Le préfet de la MRC de La Mitis, Bruno Paradis.

Le préfet de la MRC de La Mitis, Bruno Paradis, dénonce les mesures prévues dans le projet de loi 40 portant sur l’organisation et la gouvernance scolaire, adopté sous le bâillon récemment à l’Assemblée nationale.

Dans la foulée de l’abolition des commissions scolaires, le projet de loi 40 prévoit que les municipalités devront répondre aux directives des centres de services scolaires, qui pourront leur exiger la cession sans compensation de terrains identifiés pour la construction des établissements scolaires. Cette mesure est vivement critiquée par l’ensemble des municipalités du Québec et La Mitis n’y fait pas exception.
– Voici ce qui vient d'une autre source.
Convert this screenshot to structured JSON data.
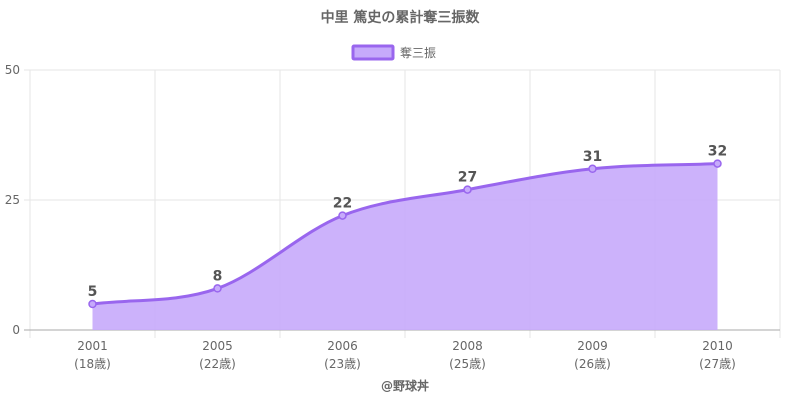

« C’est un peu frustrant. C’est comme s’il y avait un non-respect de l’entité municipale. Que des écoles puissent avoir un pouvoir d’expropriation, mais avec une compensation de la valeur marchande, je n’ai aucun problème avec cela. Je comprends que les écoles doivent être dans des secteurs spécifiques. Je respecte la décision du gouvernement, mais de là à ce que ce soit gratuit… C’est un peu un déni de ce qu’on est comme instance démocratique », estime Bruno Paradis.

Depuis l’adoption du projet de loi 40, dans la nuit du 7 au 8 février, une transition est enclenchée vers la création des centres de service, qui remplaceront les commissions scolaires. Selon le préfet, il reste encore beaucoup d’incertitude pour la suite des choses.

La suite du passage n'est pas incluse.